Having problems with another inductive proof.. again with the algebra
$$\sum_{k=1}^n \frac{1}{\sqrt{k}}>\sqrt{n} :\ \forall n\in\mathbb{N}, n>1$$
What I've done:
- Proved for n=1
- Showed I need to prove $$\sum_{k=1}^{n+1} \frac{1}{\sqrt{k}}>\sqrt{n+1}$$
- Attempt: $$\sum_{k=1}^{n} \frac{1}{\sqrt{k}}+\frac{1}{\sqrt{n+1}}>\sqrt{n}+\frac{1}{\sqrt{n+1}}$$ $$\iff \sum_{k=1}^{n+1} \frac{1}{\sqrt{k}}>\sqrt{n}+\frac{1}{\sqrt{n+1}} $$
Again, I come no futher than this.
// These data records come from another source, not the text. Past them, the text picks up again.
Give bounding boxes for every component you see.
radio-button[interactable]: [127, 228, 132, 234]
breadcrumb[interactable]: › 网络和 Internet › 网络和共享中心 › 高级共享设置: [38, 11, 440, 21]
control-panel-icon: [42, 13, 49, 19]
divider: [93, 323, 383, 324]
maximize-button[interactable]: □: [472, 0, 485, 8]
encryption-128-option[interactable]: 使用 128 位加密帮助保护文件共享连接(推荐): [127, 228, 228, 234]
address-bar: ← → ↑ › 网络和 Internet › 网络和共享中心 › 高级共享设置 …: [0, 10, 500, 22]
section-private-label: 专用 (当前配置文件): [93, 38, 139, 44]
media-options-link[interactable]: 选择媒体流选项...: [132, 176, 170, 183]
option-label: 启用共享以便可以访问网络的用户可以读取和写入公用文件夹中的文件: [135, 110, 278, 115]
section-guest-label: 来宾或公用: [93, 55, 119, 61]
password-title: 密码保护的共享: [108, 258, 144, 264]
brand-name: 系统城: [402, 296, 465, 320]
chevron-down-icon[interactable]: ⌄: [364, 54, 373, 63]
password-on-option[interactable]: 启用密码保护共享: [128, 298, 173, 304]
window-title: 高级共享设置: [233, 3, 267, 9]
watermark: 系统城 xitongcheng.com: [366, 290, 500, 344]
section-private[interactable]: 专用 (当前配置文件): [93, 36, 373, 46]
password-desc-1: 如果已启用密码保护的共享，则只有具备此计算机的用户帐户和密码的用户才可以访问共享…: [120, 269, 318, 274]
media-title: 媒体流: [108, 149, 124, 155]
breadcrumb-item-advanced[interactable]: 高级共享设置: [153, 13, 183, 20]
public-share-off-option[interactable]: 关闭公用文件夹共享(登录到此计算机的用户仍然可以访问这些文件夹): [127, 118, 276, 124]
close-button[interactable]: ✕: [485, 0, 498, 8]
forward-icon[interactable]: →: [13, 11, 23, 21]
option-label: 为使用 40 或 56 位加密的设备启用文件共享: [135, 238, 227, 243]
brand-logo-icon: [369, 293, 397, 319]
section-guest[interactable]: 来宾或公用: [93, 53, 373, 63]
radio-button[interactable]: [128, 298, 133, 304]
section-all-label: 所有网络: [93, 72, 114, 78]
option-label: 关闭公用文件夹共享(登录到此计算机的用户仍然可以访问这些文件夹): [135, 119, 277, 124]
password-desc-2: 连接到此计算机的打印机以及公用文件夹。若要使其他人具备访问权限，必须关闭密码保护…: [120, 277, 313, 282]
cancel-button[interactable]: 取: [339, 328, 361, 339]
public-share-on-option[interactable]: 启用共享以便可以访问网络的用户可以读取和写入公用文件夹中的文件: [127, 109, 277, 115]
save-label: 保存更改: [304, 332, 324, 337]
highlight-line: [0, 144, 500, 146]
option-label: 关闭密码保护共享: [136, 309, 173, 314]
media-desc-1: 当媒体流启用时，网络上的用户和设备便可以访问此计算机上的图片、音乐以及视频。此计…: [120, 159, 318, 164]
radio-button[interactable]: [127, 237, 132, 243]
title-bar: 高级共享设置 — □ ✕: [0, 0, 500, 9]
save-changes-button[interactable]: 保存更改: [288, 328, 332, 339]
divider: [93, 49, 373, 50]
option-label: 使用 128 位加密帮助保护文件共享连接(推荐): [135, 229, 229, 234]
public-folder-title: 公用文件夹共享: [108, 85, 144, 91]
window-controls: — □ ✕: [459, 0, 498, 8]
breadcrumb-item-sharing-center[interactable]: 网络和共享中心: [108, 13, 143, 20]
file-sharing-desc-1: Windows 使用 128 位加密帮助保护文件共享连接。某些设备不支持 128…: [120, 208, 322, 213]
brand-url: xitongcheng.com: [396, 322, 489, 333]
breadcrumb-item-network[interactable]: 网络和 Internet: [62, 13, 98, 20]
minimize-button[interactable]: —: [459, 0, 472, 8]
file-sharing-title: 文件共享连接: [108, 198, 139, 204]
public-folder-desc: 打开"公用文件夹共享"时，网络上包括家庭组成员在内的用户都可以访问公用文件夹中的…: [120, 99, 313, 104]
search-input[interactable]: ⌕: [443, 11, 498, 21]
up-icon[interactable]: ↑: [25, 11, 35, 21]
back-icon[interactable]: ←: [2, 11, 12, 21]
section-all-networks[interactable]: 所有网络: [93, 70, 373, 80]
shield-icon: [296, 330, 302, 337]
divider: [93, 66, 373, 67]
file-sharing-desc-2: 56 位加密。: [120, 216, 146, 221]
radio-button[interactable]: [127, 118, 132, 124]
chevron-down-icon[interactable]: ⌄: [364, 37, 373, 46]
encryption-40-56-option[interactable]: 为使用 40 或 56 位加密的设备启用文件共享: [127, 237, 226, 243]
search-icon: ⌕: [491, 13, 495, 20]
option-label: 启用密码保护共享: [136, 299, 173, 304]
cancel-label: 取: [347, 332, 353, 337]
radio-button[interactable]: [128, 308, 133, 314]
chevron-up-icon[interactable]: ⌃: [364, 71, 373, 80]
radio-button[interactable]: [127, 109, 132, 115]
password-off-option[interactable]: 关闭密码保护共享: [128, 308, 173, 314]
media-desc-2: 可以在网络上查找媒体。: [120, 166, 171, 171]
I assume its something I don't know or can't see.
Cheers!
Andy
Edit: After being referred to another similar question, what I don't understand is why $$\sqrt{n}+\frac{1}{\sqrt{n+1}}>\sqrt{n+1}$$ which it obviously must be.
In the same vein, during my proof I didn't know (algebraically) to prove $$\sum_{k=1}^n \frac{1}{\sqrt{k}}>\sqrt{n}$$
If I put numbers in I can see that it is trivially true but not why it is generally true..